How to use deblur to qualify the sequences

Hi everyone,
I was used to work qiime1 and changed to the qiime2. I used the data for 10% subsample of Atacama soil microbiome and followed the pipeline following:

  1. qiime tools import --type EMPPairedEndSequences --input-path emp-paired-end-sequences --output-path emp-paired-end-sequences.qza
  2. qiime demux emp-paired --m-barcodes-file sample_metadata.tsv --m-barcodes-category BarcodeSequence --i-seqs emp-paired-end-sequences.qza --o-per-sample-sequences demux
  3. qiime quality-filter q-score --i-demux demux.qza --o-filtered-sequences demux-filtered.qza --o-filter-stats demux-filter-stats.qza
  4. qiime deblur denoise-16S --i-demultiplexed-seqs demux-filtered.qza --p-trim-length 140 --o-representative-sequences rep-seqs-deblur.qza --o-table table-deblur.qza --p-sample-stats --o-stats deblur-stats.qza

the error occurred:
Plugin error from deblur:
No sequences passed the filter. It is possible the trim_length (%d) may exceed the longest sequence, that all of the sequences are artifacts like PhiX or adapter, or that the positive reference used is not representative of the data being denoised.

Debug info has been saved to /tmp/qiime2-q2cli-err-gg0931yk.log

I don’t know how to resolve the problem and look forward to your reply.
Thanks!

Hi @heavennew!

This error message suggests ensuring your trim_length is an appropriate value --- one way to investigate is to demux summarize your post-quality-filtered data (demux-filtered.qza). From the Moving Pictures tutorial:

In general, the Deblur developers recommend setting this value to a length where the median quality score begins to drop too low.

If that doesn't reveal anything, the next thing that error message suggests is ensuring that all adapter sequence is removed. You can check out q2-cutadapt for that!

If possible, can you share your demux summarize viz here? Thanks! :t_rex:

1 Like

Hi Thermokarst,
Thank you your reply. I upload the demux summarize file here.
I don't how to read the figure of quality score figure and how can I set that value.

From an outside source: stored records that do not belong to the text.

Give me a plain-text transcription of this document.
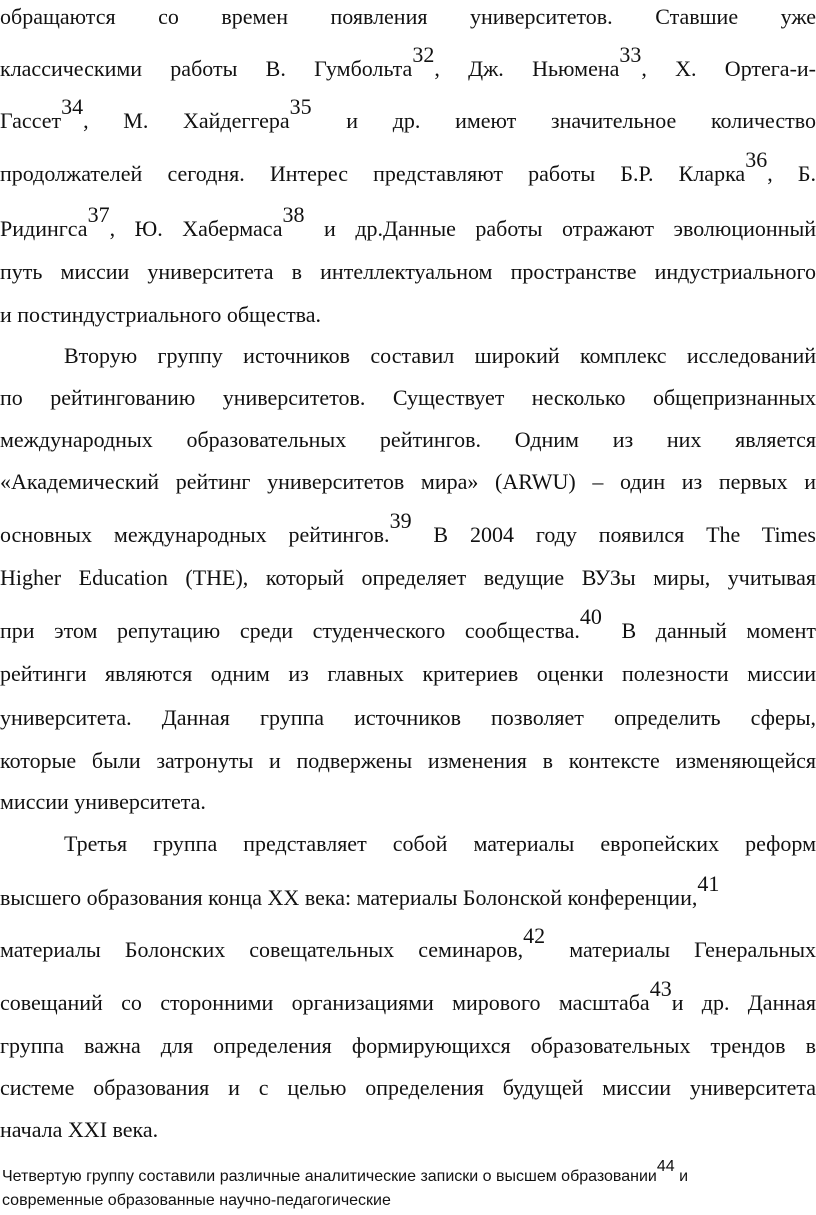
обращаются со времен появления университетов. Ставшие уже
классическими работы В. Гумбольта32, Дж. Ньюмена33, Х. Ортега-и-
Гассет34, М. Хайдеггера35 и др. имеют значительное количество
продолжателей сегодня. Интерес представляют работы Б.Р. Кларка36, Б.
Ридингса37, Ю. Хабермаса38 и др.Данные работы отражают эволюционный
путь миссии университета в интеллектуальном пространстве индустриального
и постиндустриального общества.
Вторую группу источников составил широкий комплекс исследований
по рейтингованию университетов. Существует несколько общепризнанных
международных образовательных рейтингов. Одним из них является
«Академический рейтинг университетов мира» (ARWU) – один из первых и
основных международных рейтингов.39 В 2004 году появился The Times
Higher Education (THE), который определяет ведущие ВУЗы миры, учитывая
при этом репутацию среди студенческого сообщества.40 В данный момент
рейтинги являются одним из главных критериев оценки полезности миссии
университета. Данная группа источников позволяет определить сферы,
которые были затронуты и подвержены изменения в контексте изменяющейся
миссии университета.
Третья группа представляет собой материалы европейских реформ
высшего образования конца XX века: материалы Болонской конференции,41
материалы Болонских совещательных семинаров,42 материалы Генеральных
совещаний со сторонними организациями мирового масштаба43и др. Данная
группа важна для определения формирующихся образовательных трендов в
системе образования и с целью определения будущей миссии университета
начала XXI века.
Четвертую группу составили различные аналитические записки о высшем образовании44 и
современные образованные научно-педагогические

demux-filter-stats.qza (8.8 KB)

Hi @heavennew - it looks like you attached the results from quality-filter q-score, instead of demux summarize - can you please attach the other file, too?

Looking at the stats you provided:

02 PM

According to this, you only have one sample, which only has two reads --- something went wrong here! We might need to start back at the import and demux steps to make sure things are working for you.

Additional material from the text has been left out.